Towards Faithful Explanations for Text Classification with Robustness Improvement and Explanation Guided Training
Dongfang Li, Baotian Hu, Qingcai Chen, Shan He
TL;DR
REGEX addresses the fragility and misalignment of explanations in text classification by coupling robustness enhancement with explanation-guided training. It employs VAT and input gradient regularization to stabilize predictions, and uses Integrated Gradients to mask low-salience tokens while aligning model attention with attribution via KL-divergence terms. Across six datasets and multiple attribution methods, REGEX consistently improves faithfulness metrics (sufficiency and comprehensiveness) and robustness of explanations, while preserving or matching end-to-end task performance, including select-then-predict FRESH configurations. The work highlights a meaningful link between model robustness and explanation fidelity and outlines practical directions for building trustworthy NLP systems, while noting limitations in PLM diversity and evaluation scope.
Abstract
Feature attribution methods highlight the important input tokens as explanations to model predictions, which have been widely applied to deep neural networks towards trustworthy AI. However, recent works show that explanations provided by these methods face challenges of being faithful and robust. In this paper, we propose a method with Robustness improvement and Explanation Guided training towards more faithful EXplanations (REGEX) for text classification. First, we improve model robustness by input gradient regularization technique and virtual adversarial training.
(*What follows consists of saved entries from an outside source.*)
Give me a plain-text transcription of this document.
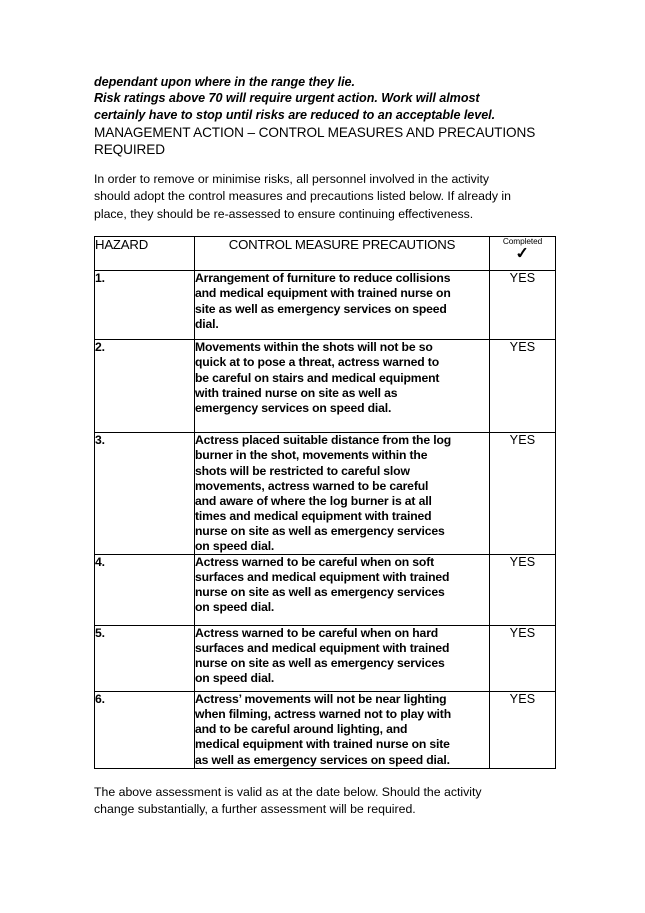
dependant upon where in the range they lie.
Risk ratings above 70 will require urgent action. Work will almost
certainly have to stop until risks are reduced to an acceptable level.
MANAGEMENT ACTION – CONTROL MEASURES AND PRECAUTIONS
REQUIRED
In order to remove or minimise risks, all personnel involved in the activity
should adopt the control measures and precautions listed below. If already in
place, they should be re-assessed to ensure continuing effectiveness.
HAZARD	CONTROL MEASURE PRECAUTIONS	Completed
✓

1.	Arrangement of furniture to reduce collisions
and medical equipment with trained nurse on
site as well as emergency services on speed
dial.	YES
2.	Movements within the shots will not be so
quick at to pose a threat, actress warned to
be careful on stairs and medical equipment
with trained nurse on site as well as
emergency services on speed dial.	YES
3.	Actress placed suitable distance from the log
burner in the shot, movements within the
shots will be restricted to careful slow
movements, actress warned to be careful
and aware of where the log burner is at all
times and medical equipment with trained
nurse on site as well as emergency services
on speed dial.
	YES
4.	Actress warned to be careful when on soft
surfaces and medical equipment with trained
nurse on site as well as emergency services
on speed dial.	YES
5.	Actress warned to be careful when on hard
surfaces and medical equipment with trained
nurse on site as well as emergency services
on speed dial.	YES
6.	Actress’ movements will not be near lighting
when filming, actress warned not to play with
and to be careful around lighting, and
medical equipment with trained nurse on site
as well as emergency services on speed dial.	YES
The above assessment is valid as at the date below. Should the activity
change substantially, a further assessment will be required.
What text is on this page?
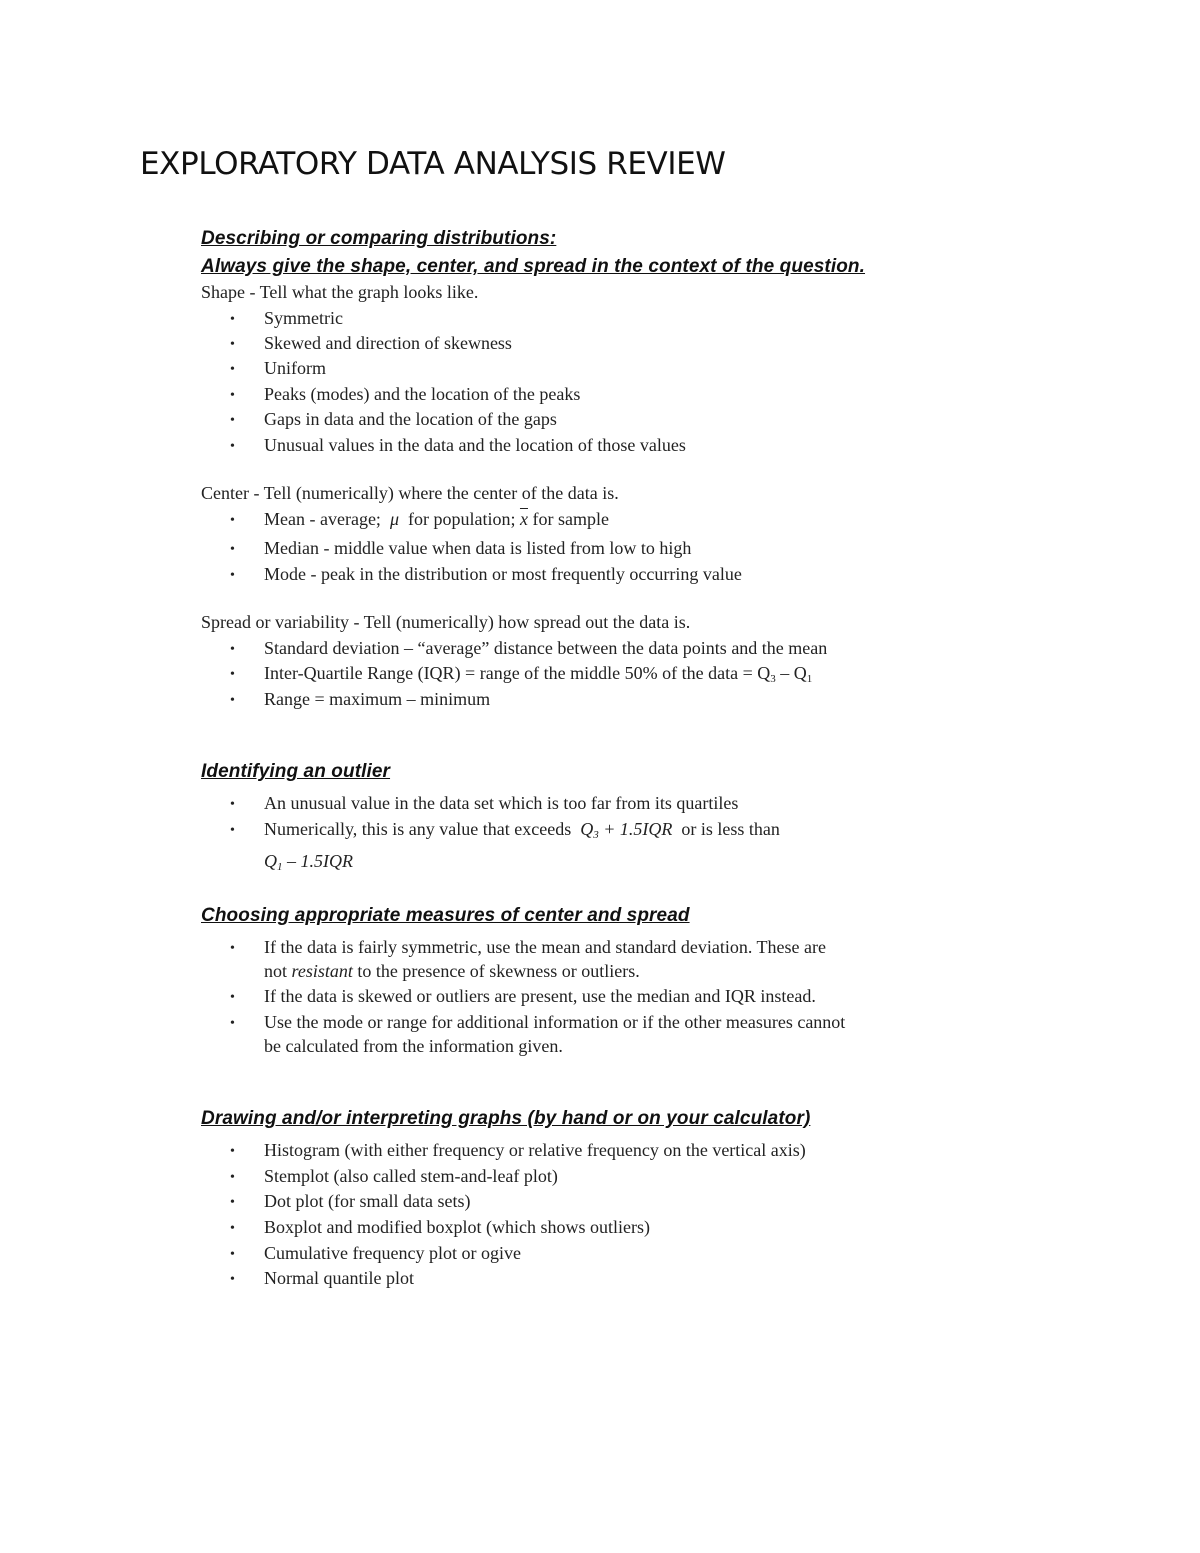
EXPLORATORY DATA ANALYSIS REVIEW
Describing or comparing distributions:
Always give the shape, center, and spread in the context of the question.
Shape - Tell what the graph looks like.
• Symmetric
• Skewed and direction of skewness
• Uniform
• Peaks (modes) and the location of the peaks
• Gaps in data and the location of the gaps
• Unusual values in the data and the location of those values
Center - Tell (numerically) where the center of the data is.
• Mean - average; μ for population; $\overline{x}$ for sample
• Median - middle value when data is listed from low to high
• Mode - peak in the distribution or most frequently occurring value
Spread or variability - Tell (numerically) how spread out the data is.
• Standard deviation – “average” distance between the data points and the mean
• Inter-Quartile Range (IQR) = range of the middle 50% of the data = $Q_3 - Q_1$
• Range = maximum – minimum
Identifying an outlier
• An unusual value in the data set which is too far from its quartiles
• Numerically, this is any value that exceeds $Q_3 + 1.5IQR$ or is less than
$Q_1 - 1.5IQR$
Choosing appropriate measures of center and spread
• If the data is fairly symmetric, use the mean and standard deviation. These are
not resistant to the presence of skewness or outliers.
• If the data is skewed or outliers are present, use the median and IQR instead.
• Use the mode or range for additional information or if the other measures cannot
be calculated from the information given.
Drawing and/or interpreting graphs (by hand or on your calculator)
• Histogram (with either frequency or relative frequency on the vertical axis)
• Stemplot (also called stem-and-leaf plot)
• Dot plot (for small data sets)
• Boxplot and modified boxplot (which shows outliers)
• Cumulative frequency plot or ogive
• Normal quantile plot
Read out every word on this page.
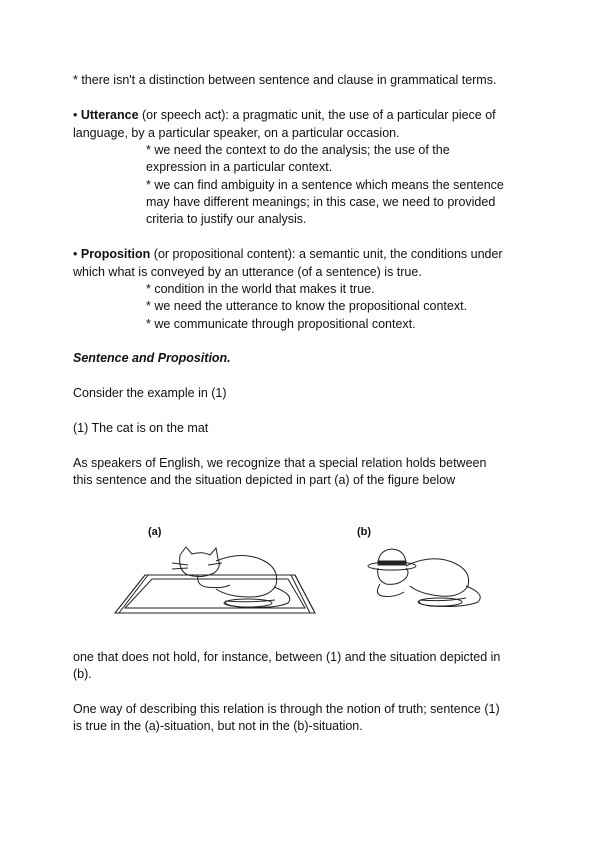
* there isn't a distinction between sentence and clause in grammatical terms.
• Utterance (or speech act): a pragmatic unit, the use of a particular piece of
language, by a particular speaker, on a particular occasion.
* we need the context to do the analysis; the use of the
expression in a particular context.
* we can find ambiguity in a sentence which means the sentence
may have different meanings; in this case, we need to provided
criteria to justify our analysis.
• Proposition (or propositional content): a semantic unit, the conditions under
which what is conveyed by an utterance (of a sentence) is true.
* condition in the world that makes it true.
* we need the utterance to know the propositional context.
* we communicate through propositional context.
Sentence and Proposition.
Consider the example in (1)
(1) The cat is on the mat
As speakers of English, we recognize that a special relation holds between
this sentence and the situation depicted in part (a) of the figure below
(a)	(b)
one that does not hold, for instance, between (1) and the situation depicted in
(b).
One way of describing this relation is through the notion of truth; sentence (1)
is true in the (a)-situation, but not in the (b)-situation.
Secondly, we use salient ranking to mask noisy tokens and maximize the similarity between model attention and feature attribution, which can be seen as a self-training procedure without importing other external information. We conduct extensive experiments on six datasets with five attribution methods, and also evaluate the faithfulness in the out-of-domain setting. The results show that REGEX improves fidelity metrics of explanations in all settings and further achieves consistent gains based on two randomization tests. Moreover, we show that using highlight explanations produced by REGEX to train select-then-predict models results in comparable task performance to the end-to-end method.